The following script shows the results of multi-label text classification using the GPT-4o August update.
model = "gpt-4o-2024-08-06"
outputs = find_research_category(client,
model,
sampled_df)
predictions = parse_outputs_to_dataframe(outputs)
targets = sampled_df[subjects]
# Calculate Hamming Loss
hamming = hamming_loss(targets, predictions)
print(f"Hamming Loss: {hamming}")
# Calculate Subset Accuracy (Exact Match Ratio)
subset_accuracy = accuracy_score(targets, predictions)

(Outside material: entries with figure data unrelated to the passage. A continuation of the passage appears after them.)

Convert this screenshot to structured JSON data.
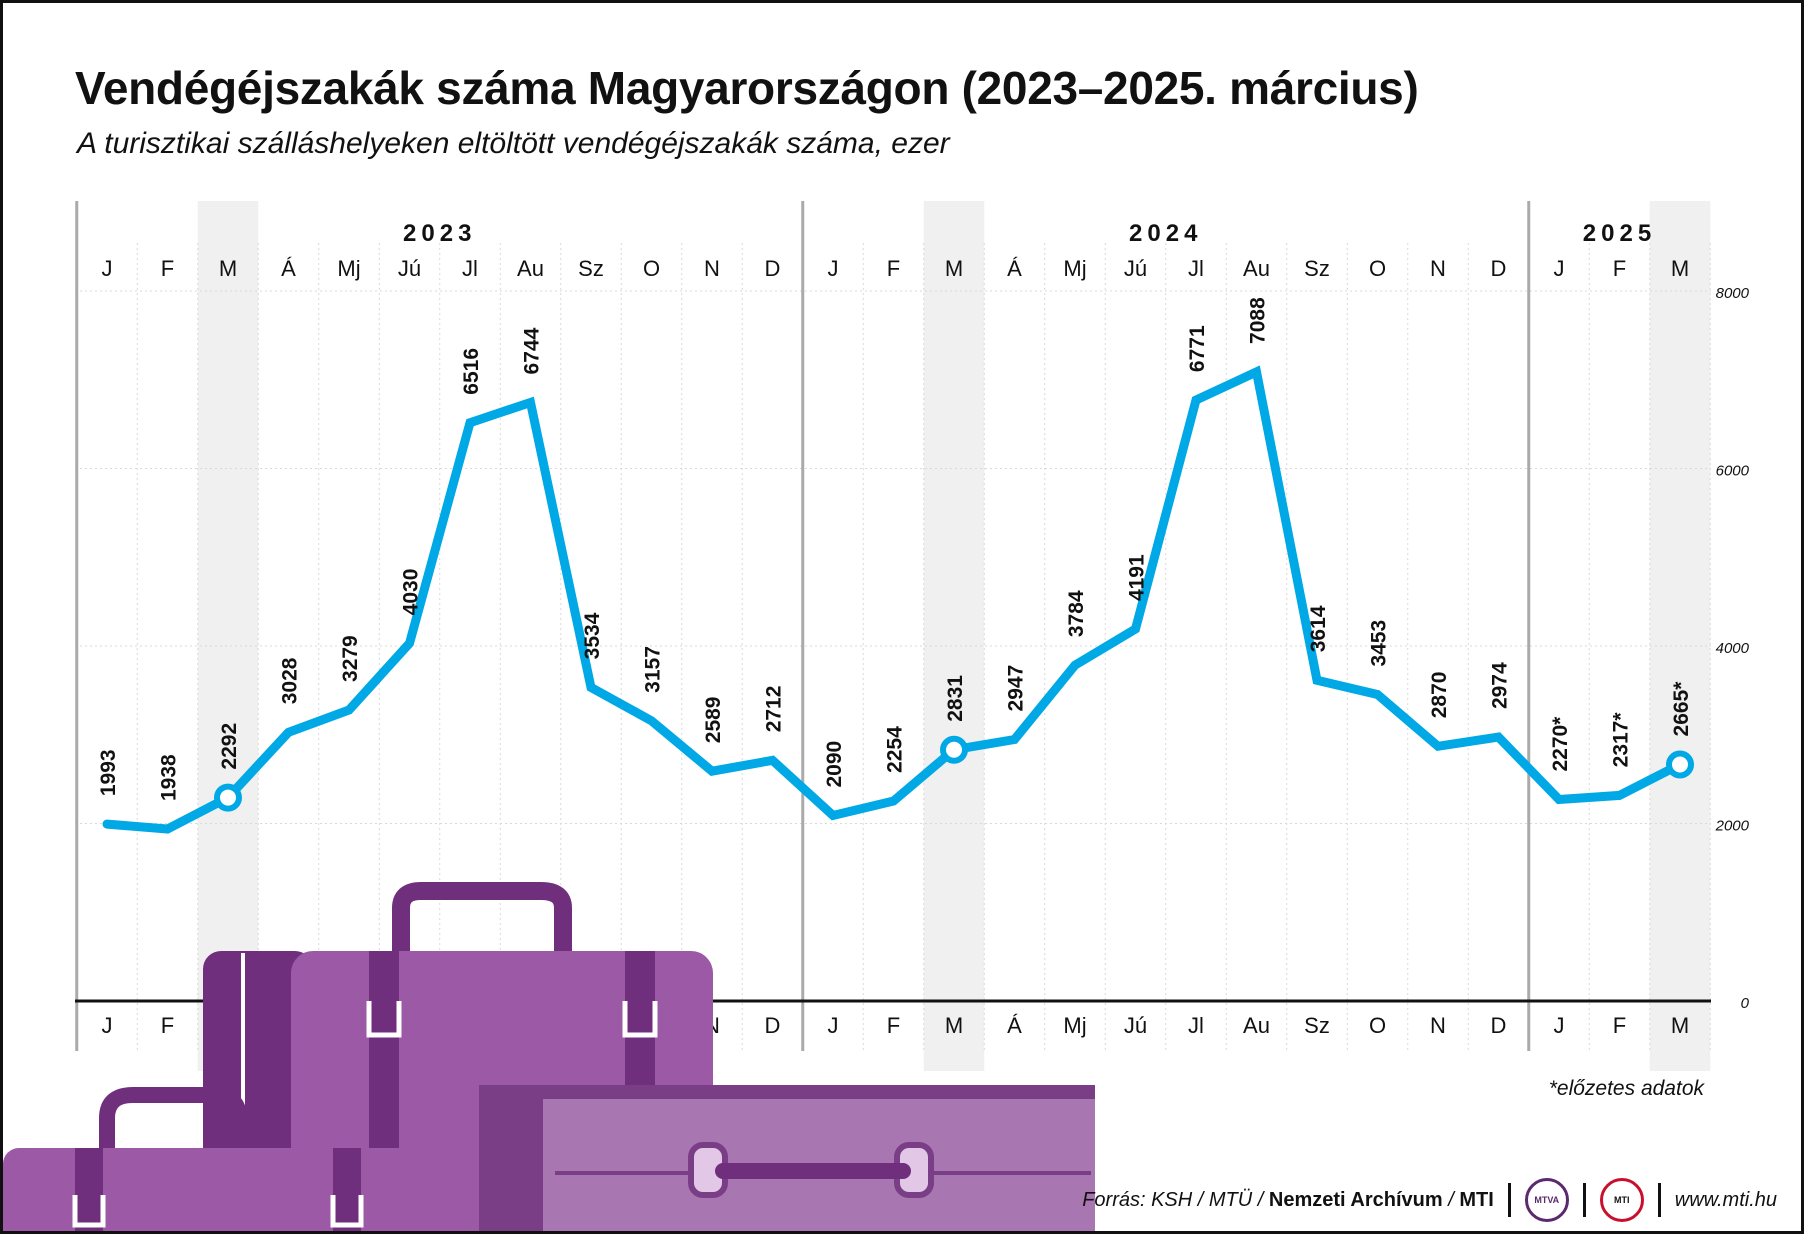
{
  "title": "Vendégéjszakák száma Magyarországon (2023–2025. március)",
  "subtitle": "A turisztikai szálláshelyeken eltöltött vendégéjszakák száma, ezer",
  "footnote": "*előzetes adatok",
  "footer": {
    "source_prefix": "Forrás: KSH / MTÜ /",
    "source_bold": "Nemzeti Archívum",
    "source_sep": "/",
    "source_mti": "MTI",
    "logo_mtva": "MTVA",
    "logo_mti": "MTI",
    "url": "www.mti.hu"
  },
  "colors": {
    "line": "#00a9e6",
    "highlight_band": "#f0f0f0",
    "grid": "#d9d9d9",
    "suitcase_main": "#9c5aa6",
    "suitcase_dark": "#6f2f7d",
    "suitcase_light": "#a877b1"
  },
  "icons": [
    "suitcase-illustration",
    "mtva-logo",
    "mti-logo"
  ],
  "chart_data": {
    "type": "line",
    "title": "Vendégéjszakák száma Magyarországon (2023–2025. március)",
    "ylabel": "",
    "xlabel": "",
    "ylim": [
      0,
      8000
    ],
    "yticks": [
      0,
      2000,
      4000,
      6000,
      8000
    ],
    "years": [
      {
        "label": "2023",
        "months": 12
      },
      {
        "label": "2024",
        "months": 12
      },
      {
        "label": "2025",
        "months": 3
      }
    ],
    "categories": [
      "J",
      "F",
      "M",
      "Á",
      "Mj",
      "Jú",
      "Jl",
      "Au",
      "Sz",
      "O",
      "N",
      "D",
      "J",
      "F",
      "M",
      "Á",
      "Mj",
      "Jú",
      "Jl",
      "Au",
      "Sz",
      "O",
      "N",
      "D",
      "J",
      "F",
      "M"
    ],
    "highlighted_categories": [
      2,
      14,
      26
    ],
    "series": [
      {
        "values": [
          1993,
          1938,
          2292,
          3028,
          3279,
          4030,
          6516,
          6744,
          3534,
          3157,
          2589,
          2712,
          2090,
          2254,
          2831,
          2947,
          3784,
          4191,
          6771,
          7088,
          3614,
          3453,
          2870,
          2974,
          2270,
          2317,
          2665
        ],
        "labels": [
          "1993",
          "1938",
          "2292",
          "3028",
          "3279",
          "4030",
          "6516",
          "6744",
          "3534",
          "3157",
          "2589",
          "2712",
          "2090",
          "2254",
          "2831",
          "2947",
          "3784",
          "4191",
          "6771",
          "7088",
          "3614",
          "3453",
          "2870",
          "2974",
          "2270*",
          "2317*",
          "2665*"
        ]
      }
    ],
    "grid": true,
    "legend": "none"
  }
}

print(f"Subset Accuracy: {subset_accuracy}")
Output:
Hamming Loss: 0.165
Subset Accuracy: 0.37
The results show that GPT-4o August update again outperforms the November update for both Hamming loss and accuracy metrics.
The results presented in this article show that the GPT-4o November update performs at par with the GPT-4o August update. I do not see much improvement in the text summarization task. For text classification, the November update performs better for multi-class text classification but worse for multi-label text classification. Hence, we cannot conclude that the November update is better for text classification either.
I suggest you update the prompts and see if you can get significantly better results with the GPT-4o November update.